The system of work was as follows, then: when Borges read a book he would note down the page reference and a few words of a quotation in the original language, or occasionally write a brief paraphrase, and when he was writing something he would check the quotation for precision, rendering it into Spanish or paraphrasing it.

“Sobre el ‘Vathek’ de William Beckford” (“On William Beckford’s Vathek”)
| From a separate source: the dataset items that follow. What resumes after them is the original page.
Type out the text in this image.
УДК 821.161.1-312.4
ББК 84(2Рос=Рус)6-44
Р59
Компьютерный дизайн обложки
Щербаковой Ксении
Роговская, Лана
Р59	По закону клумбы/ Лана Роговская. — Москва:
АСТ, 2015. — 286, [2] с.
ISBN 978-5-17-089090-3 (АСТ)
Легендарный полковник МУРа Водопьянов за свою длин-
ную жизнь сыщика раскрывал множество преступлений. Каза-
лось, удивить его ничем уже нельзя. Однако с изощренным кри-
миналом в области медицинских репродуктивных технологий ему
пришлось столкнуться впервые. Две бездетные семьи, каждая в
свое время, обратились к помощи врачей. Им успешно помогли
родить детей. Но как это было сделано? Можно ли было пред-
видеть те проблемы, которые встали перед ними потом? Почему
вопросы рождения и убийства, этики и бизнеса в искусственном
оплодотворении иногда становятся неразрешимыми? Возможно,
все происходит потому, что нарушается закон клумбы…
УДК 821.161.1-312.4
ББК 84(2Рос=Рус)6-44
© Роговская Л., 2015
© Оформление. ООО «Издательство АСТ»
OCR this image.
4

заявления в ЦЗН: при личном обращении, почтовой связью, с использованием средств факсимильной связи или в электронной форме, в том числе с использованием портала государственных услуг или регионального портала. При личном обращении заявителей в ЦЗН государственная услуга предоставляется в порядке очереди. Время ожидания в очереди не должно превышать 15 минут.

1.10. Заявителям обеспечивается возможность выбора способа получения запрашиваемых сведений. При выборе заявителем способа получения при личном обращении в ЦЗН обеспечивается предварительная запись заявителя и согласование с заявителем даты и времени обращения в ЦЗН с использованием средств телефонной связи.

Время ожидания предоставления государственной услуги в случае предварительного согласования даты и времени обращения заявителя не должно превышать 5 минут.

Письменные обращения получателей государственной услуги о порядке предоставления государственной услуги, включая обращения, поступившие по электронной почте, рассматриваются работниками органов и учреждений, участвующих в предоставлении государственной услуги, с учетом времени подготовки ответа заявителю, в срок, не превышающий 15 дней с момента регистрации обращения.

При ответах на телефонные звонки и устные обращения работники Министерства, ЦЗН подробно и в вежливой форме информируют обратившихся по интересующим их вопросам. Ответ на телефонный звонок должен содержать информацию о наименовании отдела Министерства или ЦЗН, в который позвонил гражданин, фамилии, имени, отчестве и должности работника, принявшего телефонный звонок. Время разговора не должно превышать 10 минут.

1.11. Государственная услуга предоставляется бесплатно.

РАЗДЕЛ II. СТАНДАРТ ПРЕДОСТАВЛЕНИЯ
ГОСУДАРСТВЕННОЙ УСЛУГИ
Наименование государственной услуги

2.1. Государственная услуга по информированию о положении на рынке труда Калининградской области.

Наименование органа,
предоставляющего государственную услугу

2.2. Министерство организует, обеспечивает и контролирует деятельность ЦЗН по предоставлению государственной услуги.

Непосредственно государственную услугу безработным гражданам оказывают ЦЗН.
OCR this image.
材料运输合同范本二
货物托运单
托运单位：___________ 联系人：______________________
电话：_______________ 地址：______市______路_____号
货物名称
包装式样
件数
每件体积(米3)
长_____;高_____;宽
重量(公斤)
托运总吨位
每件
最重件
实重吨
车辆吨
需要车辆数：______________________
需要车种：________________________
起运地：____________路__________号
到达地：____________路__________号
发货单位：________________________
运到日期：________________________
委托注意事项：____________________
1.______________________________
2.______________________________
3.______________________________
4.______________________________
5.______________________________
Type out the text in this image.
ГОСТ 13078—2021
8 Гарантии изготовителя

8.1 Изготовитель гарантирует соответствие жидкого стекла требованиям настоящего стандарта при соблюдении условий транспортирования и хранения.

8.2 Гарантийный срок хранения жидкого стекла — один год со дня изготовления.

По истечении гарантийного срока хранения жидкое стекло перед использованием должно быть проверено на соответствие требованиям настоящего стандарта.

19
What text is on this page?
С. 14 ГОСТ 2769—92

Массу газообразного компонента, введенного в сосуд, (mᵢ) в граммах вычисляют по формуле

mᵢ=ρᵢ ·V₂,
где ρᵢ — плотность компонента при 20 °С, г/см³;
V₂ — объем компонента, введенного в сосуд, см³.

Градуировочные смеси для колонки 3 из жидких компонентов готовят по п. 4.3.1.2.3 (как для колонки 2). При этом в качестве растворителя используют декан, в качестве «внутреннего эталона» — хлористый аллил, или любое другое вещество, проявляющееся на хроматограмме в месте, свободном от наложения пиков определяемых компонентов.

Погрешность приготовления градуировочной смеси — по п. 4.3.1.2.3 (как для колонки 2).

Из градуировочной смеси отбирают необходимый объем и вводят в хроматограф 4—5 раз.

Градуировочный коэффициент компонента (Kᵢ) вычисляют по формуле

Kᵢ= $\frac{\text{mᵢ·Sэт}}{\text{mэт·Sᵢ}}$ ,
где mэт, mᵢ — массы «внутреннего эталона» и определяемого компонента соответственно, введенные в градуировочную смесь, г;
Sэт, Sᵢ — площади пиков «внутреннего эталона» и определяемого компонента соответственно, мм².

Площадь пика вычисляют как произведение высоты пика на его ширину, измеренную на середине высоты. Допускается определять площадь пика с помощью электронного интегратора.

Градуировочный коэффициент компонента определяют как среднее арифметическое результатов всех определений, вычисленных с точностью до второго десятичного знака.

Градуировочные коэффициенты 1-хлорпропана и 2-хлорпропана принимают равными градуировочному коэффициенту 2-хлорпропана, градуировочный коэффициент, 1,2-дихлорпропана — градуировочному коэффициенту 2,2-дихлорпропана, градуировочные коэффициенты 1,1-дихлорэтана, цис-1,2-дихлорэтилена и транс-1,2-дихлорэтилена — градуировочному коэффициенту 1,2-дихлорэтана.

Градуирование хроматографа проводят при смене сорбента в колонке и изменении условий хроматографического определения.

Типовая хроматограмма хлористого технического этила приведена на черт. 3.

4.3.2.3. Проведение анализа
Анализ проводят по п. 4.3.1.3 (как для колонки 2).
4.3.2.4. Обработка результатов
I will start with an example from one of the less-studied essays in Otras inquisiciones, Borges’s most important collection of essays (published in 1952). An example of a textual beginning—what rhetoric (and later genetic criticism) calls an “incipit”1—is the first sentence of the essay “Sobre el ‘Vathek’ de William Beckford” (1943), a text remembered mostly for the boutade that in the case of the Beckford novel, “el original es infiel a la traducción” (732; the original is unfaithful to the translation [Selected Non-Fictions 239]). The essay begins: “Wilde atribuye la siguiente broma a Carlyle: una biografía de Miguel Ángel que omitiera toda mención de las obras de Miguel Ángel” (729; Wilde attributes this joke to Carlyle: a biography of Michelangelo that would make no mention of the works of Michelangelo [Selected Non-Fictions 236]). With the help of Rosato and Álvarez, it is possible to find the precise source: they note that Borges writes at the end of the 1935 Boni edition of The Essays of Oscar Wilde the following brief phrase: “Carlyle once . . . 373” (fig. 23).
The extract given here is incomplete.